Ma d’ora in avanti non potrò cavarmela così. No. Dovrò avvicinarmi: “buongiorno comandante, come sta?, tutto bene? In famiglia, con sua moglie?, corna? vi siete lasciati?, ma allora è meglio che stia a casa oggi. No, davvero, glielo garantisco, non è assenteismo, il mal d’amore è una malattia, il medico fiscale gliela certifica. E’ bella la vita, vero che è bella? Come si fa a rinunciarci di proposito? E’ d’accordo con me? Meglio viverla tutta. E poi, scusi, se sua moglie l’ha lasciata non si preoccupi: è pieno di donne tra i quaranta e i cinquanta, io ne conosco decine, me inclusa, che non vedono l’ora di trovare un pilota che le sposi, o che si fidanzi o che voglia passare una sera o cinque minuti, o che le guardi e basta e subito si innamorano. Mi raccomando. Però, se vuol darmi la combinazione della cabina così, non si sa mai, se si dovesse sentir male, apro io. Non beva il caffè a bordo sennò davvero le vengono propositi suicidi, e se proprio ne ha desiderio glielo offro io quando atterriamo, ok? A dopo allora”.
E poi mi accomodo e faccio finta di nulla e se lo reincontro fingo di non averlo mai visto. Come faccio sempre.
Anche quella volta che l’aereo era mezzo vuoto, anzi proprio quasi vuoto, e vicino a me, davanti a me, dietro di me non c’era nessuno. E forse proprio perchè eravamo pochi non si vedeva neanche una hostess. Sì, i salatini e i biscotti li hanno passati e anche il simil caffè, sia mai che mi decida a berlo, ma poi si sono rifugiate nelle loro stanze, e bon.
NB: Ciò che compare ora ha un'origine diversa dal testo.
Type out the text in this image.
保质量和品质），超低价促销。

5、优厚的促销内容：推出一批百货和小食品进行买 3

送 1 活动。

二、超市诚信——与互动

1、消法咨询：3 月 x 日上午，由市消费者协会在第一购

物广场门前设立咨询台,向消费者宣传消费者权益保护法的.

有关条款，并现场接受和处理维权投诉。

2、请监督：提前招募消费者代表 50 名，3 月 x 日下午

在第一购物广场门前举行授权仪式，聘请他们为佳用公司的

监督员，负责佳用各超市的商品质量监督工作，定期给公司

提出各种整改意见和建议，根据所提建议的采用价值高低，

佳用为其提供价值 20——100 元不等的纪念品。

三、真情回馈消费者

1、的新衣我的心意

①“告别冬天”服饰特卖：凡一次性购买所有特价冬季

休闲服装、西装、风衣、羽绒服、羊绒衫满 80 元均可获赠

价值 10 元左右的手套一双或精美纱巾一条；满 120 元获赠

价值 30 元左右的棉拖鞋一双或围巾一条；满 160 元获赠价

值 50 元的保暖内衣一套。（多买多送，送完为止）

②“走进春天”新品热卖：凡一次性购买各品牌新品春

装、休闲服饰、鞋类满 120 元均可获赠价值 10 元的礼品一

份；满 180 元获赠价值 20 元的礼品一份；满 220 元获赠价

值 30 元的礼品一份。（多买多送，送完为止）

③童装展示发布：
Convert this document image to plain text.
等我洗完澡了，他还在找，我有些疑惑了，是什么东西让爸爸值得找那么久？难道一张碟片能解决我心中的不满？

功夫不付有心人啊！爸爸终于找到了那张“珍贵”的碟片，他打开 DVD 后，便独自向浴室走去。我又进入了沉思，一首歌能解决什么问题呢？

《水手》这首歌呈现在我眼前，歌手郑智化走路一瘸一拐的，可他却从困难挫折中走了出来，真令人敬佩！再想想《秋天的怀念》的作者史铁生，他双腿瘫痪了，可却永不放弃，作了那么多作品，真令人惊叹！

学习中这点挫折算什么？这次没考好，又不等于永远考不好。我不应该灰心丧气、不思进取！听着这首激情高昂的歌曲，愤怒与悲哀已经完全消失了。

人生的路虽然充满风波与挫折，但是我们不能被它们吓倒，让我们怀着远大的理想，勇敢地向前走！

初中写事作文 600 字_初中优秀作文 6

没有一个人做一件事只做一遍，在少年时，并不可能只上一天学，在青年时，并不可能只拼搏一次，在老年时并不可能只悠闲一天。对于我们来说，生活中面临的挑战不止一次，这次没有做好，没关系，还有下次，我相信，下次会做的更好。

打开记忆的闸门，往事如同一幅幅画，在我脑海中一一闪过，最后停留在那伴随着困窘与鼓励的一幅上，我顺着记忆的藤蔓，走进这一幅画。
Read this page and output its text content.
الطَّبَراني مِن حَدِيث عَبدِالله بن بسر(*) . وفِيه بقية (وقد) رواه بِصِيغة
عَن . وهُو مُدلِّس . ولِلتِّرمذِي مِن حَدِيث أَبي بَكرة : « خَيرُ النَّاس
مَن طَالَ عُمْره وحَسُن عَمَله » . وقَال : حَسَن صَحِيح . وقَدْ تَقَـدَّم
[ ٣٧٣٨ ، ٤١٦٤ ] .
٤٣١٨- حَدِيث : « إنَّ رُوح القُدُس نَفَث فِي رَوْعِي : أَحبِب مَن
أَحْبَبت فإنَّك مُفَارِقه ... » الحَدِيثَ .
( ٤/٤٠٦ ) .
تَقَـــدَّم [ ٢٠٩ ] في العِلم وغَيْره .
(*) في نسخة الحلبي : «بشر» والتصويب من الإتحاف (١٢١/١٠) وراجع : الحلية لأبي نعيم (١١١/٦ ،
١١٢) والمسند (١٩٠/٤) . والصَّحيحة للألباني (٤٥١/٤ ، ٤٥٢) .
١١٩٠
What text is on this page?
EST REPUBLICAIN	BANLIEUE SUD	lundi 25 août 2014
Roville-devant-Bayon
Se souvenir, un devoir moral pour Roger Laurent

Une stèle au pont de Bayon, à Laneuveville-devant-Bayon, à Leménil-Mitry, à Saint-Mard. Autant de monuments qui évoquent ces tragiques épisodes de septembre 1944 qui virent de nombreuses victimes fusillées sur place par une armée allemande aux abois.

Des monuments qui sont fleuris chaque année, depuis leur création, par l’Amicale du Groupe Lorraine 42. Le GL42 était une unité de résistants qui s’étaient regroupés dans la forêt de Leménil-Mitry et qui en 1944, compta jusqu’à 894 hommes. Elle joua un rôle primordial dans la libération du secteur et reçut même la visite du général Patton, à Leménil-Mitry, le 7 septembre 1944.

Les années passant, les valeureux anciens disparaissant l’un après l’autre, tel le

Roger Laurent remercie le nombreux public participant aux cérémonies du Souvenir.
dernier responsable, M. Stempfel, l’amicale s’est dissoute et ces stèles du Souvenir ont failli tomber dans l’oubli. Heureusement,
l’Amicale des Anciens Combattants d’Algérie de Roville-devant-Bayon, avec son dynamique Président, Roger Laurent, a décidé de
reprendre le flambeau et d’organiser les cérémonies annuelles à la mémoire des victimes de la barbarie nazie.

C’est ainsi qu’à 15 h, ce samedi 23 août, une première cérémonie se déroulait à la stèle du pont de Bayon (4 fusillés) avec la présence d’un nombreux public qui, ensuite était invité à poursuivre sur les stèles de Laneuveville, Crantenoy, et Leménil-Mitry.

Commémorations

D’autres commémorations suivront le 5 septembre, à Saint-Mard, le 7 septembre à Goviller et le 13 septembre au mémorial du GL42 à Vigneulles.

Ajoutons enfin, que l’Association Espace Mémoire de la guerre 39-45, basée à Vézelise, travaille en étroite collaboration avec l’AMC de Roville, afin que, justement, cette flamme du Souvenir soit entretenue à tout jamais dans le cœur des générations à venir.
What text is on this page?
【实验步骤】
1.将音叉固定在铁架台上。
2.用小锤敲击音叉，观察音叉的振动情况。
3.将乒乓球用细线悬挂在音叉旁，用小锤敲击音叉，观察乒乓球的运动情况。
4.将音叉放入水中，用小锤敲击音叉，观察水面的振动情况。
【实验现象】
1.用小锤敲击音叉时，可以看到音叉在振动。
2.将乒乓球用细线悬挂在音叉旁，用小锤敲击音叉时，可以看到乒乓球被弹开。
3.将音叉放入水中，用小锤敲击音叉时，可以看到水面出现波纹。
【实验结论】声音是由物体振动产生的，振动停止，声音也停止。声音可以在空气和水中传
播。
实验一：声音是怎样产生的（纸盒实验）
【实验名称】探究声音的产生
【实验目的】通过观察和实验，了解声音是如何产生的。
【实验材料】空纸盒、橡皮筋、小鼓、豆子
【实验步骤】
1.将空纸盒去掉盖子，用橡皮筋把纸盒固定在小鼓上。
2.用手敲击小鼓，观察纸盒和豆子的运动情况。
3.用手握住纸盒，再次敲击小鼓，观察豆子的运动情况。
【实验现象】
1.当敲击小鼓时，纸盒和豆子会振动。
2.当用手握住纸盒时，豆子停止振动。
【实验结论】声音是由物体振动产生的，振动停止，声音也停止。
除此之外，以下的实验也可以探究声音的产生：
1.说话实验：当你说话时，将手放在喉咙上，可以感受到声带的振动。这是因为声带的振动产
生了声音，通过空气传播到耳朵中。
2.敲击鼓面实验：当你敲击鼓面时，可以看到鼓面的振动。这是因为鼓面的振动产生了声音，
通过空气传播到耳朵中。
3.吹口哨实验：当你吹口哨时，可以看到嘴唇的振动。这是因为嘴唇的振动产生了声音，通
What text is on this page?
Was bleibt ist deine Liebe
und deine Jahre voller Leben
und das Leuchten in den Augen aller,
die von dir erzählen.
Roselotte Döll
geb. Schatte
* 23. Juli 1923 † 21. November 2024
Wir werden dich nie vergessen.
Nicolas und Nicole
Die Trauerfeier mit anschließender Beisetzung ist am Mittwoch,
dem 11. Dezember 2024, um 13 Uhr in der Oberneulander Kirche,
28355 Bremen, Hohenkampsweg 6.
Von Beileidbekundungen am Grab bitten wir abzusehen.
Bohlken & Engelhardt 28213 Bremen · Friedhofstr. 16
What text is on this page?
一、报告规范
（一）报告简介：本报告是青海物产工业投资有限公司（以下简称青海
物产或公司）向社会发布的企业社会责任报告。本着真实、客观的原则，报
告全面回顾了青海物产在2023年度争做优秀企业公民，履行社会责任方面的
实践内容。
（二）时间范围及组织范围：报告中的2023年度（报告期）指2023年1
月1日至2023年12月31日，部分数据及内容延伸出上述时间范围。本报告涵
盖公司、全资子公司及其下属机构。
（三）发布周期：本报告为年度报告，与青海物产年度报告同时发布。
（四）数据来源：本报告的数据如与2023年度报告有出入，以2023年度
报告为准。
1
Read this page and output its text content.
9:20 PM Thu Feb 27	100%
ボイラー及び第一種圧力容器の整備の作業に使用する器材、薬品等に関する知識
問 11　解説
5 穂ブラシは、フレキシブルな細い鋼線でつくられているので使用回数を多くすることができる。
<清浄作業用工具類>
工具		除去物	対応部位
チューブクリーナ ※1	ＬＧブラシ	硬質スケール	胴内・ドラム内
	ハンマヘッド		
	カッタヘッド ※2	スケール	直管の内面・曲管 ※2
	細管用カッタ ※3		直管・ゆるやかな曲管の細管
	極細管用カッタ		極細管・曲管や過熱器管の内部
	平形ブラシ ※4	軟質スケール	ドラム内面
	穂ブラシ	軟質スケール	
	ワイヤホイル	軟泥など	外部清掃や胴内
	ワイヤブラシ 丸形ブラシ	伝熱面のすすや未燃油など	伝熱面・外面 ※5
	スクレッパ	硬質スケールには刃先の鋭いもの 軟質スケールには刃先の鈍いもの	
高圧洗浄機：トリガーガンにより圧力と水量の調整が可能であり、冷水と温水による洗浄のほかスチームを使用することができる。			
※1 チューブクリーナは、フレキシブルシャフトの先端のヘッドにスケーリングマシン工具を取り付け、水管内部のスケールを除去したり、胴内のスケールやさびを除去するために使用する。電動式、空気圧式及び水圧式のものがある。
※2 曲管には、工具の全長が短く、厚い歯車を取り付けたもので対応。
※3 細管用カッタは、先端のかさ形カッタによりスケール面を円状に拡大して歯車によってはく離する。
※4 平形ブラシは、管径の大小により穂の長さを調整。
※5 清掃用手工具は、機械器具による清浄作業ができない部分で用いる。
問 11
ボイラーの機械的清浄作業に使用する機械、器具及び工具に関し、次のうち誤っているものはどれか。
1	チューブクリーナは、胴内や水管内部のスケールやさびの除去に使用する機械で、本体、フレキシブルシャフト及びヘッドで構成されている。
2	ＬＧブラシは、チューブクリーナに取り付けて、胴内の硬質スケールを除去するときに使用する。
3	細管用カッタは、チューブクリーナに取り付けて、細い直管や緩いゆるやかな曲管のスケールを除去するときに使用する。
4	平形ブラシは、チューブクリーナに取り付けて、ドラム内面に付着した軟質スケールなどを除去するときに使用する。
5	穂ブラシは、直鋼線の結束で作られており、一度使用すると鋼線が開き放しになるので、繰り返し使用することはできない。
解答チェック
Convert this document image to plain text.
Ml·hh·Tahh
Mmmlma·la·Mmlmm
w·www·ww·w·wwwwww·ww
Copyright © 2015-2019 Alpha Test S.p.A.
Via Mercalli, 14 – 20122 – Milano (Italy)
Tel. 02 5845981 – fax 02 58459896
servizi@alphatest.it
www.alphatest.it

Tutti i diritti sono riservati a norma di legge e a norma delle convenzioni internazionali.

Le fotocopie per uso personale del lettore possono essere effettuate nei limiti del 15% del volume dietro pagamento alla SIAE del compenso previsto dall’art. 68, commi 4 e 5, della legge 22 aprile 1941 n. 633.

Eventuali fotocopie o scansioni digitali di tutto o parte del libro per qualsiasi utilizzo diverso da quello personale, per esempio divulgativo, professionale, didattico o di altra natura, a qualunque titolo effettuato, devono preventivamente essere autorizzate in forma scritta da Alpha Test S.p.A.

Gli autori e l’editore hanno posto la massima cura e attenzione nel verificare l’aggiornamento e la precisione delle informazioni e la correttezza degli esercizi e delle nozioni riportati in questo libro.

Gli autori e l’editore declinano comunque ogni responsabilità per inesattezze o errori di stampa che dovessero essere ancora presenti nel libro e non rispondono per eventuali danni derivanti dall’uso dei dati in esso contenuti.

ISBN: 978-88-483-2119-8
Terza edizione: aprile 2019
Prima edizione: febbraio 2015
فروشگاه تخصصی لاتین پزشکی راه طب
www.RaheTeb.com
Ma c’era vento, mamma mia che vento, e si ballava, mamma mia se si ballava. E mica posso andare in giro per tutto l’aereo a cercare qualcuno che mi tenga la mano. No che non posso, anche perchè io devo stare seduta dritta, senza voltarmi né a destra né a sinistra, il mento alto: è il solo modo per tenere su il velivolo e conservare la rotta.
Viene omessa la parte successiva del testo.